I am afraid that Hu is not as powerful as we had thought him to be in the aftermath of the Shanghai corruption case. The recent appointment pattern lends credence to the hypothesis that Zeng Qinghong played a crucial role in the removal of Chen Liangyu from Shanghai. The main thing to watch for during the 17th PC is whether these Zeng Qinghong appointments are a price for his retirement or whether he will stay on despite these appointments. If it is the latter case, Hu Jintao will confront coordinated resistance from powerful local leaders in the next five years.
Troubleshooter to become Guangdong party boss-sources
By Benjamin Kang Lim
BEIJING, April 3 (Reuters) - Beijing's no-nonsense mayor, who
steered the city through the 2003 SARS crisis, is likely to be
named Communist Party boss of the booming southern province of
Guangdong, a hotbed of civil unrest, two sources said on Tuesday.
The appointment is part of a reshuffle of provincial leaders
ahead of the 17th Party Congress this autumn when President Hu
Jintao will further consolidate power and tap a next generation
of leaders.
The party is expected to name Wang Qishan, 58, a "princeling"

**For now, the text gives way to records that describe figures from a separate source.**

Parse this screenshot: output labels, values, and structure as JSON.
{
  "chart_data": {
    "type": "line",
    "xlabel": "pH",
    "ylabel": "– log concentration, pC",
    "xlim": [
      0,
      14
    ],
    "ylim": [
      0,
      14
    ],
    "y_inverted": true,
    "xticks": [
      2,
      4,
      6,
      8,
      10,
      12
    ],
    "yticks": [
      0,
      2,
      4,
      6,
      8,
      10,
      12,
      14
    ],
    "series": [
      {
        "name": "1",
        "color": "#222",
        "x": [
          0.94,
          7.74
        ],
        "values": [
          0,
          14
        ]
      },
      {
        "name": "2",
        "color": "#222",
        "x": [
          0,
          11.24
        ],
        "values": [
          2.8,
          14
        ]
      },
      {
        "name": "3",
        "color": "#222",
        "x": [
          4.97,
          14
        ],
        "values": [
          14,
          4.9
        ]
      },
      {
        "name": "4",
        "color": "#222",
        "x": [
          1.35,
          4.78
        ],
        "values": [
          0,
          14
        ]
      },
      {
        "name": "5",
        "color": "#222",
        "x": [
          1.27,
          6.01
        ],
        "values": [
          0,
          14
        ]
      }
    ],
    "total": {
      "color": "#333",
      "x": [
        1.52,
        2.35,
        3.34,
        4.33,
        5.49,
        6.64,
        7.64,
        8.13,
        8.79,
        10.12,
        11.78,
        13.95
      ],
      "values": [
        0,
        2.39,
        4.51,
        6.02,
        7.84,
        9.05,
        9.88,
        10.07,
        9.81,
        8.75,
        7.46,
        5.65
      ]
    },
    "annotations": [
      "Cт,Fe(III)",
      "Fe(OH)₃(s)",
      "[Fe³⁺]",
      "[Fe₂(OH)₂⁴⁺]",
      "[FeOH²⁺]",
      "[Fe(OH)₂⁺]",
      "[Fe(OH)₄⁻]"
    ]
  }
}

son-in-law of late vice premier Yao Yilin, as provincial party
boss of Guangdong soon to replace Zhang Dejiang, the sources with
ties to the leadership told Reuters, requesting anonymity.
Zhang, who sits on the party's 24-member decision-making
Politburo, is a candidate for promotion to vice premier.
"Wang Qishan will go to Guangdong and is a Politburo
candidate," one source said.
It was not immediately known who would replace him as mayor
of the capital little more than a year before it hosts the Summer
Olympics. Candidates include Wang Anshun, named last month as one
of the city's deputy party bosses, and Vice Mayor Ji Lin.
Wang Qishan, a former economist, is no newcomer to Guangdong.
As provincial vice-governor from 1998 to 2000, he oversaw a
clean-up of the troubled trust sector following the 1998 collapse
of Guangdong International Trust and Investment Corp.
A few years later, stung by global criticism that Beijing had
covered up the SARS outbreak and helped its spread around the
world, Chinese leaders turned to Wang to repair the city's image.
From serving as party boss of China's tiniest province, the
southern island of Hainan, Wang was parachuted into Beijing.
The previous mayor had been sacked for bungling the crisis --
the city's worst setback since the 1989 Tiananmen massacre. Now
Wang closed schools, gyms and theatres and urged people to stay
home as the health emergency raged.
Guangdong, neighbouring Hong Kong, has been plagued with
crises since Zhang, 60, took the helm there in 2002. The
province, with its 92 million population, accounted for about
one-eighth of China's economy last year and attracted some $10
billion in foreign direct investment.
In 2005, thugs terrorised the Guangdong village of Taishi,
where residents were petitioning to sack their elected village
chief, who they say is corrupt.
Then came violence in Dongzhou, where villagers say up to 20
may have died when police opened fire on protesters. The
government said three protesters were killed.
"Zhang Dejiang attended university in North Korea. This kind
of person is preposterous... Wang Qishan is much better. He is
experienced in dealing with the media and managing crises,"
political commentator and democracy campaigner Liu Xiaobo said.
Wang is a princeling, a term which refers to the children of
China's incumbent, retired or late leaders.
Another princeling, Xi Jinping, was named party boss of
Shanghai last month, replacing Chen Lianyu who was ousted over a
social security fund scandal.
Wang was president of China Construction Bank, one of the
country's four big state banks, from 1996 to 1997 and minister of
economic restructuring from 2000 to 2002.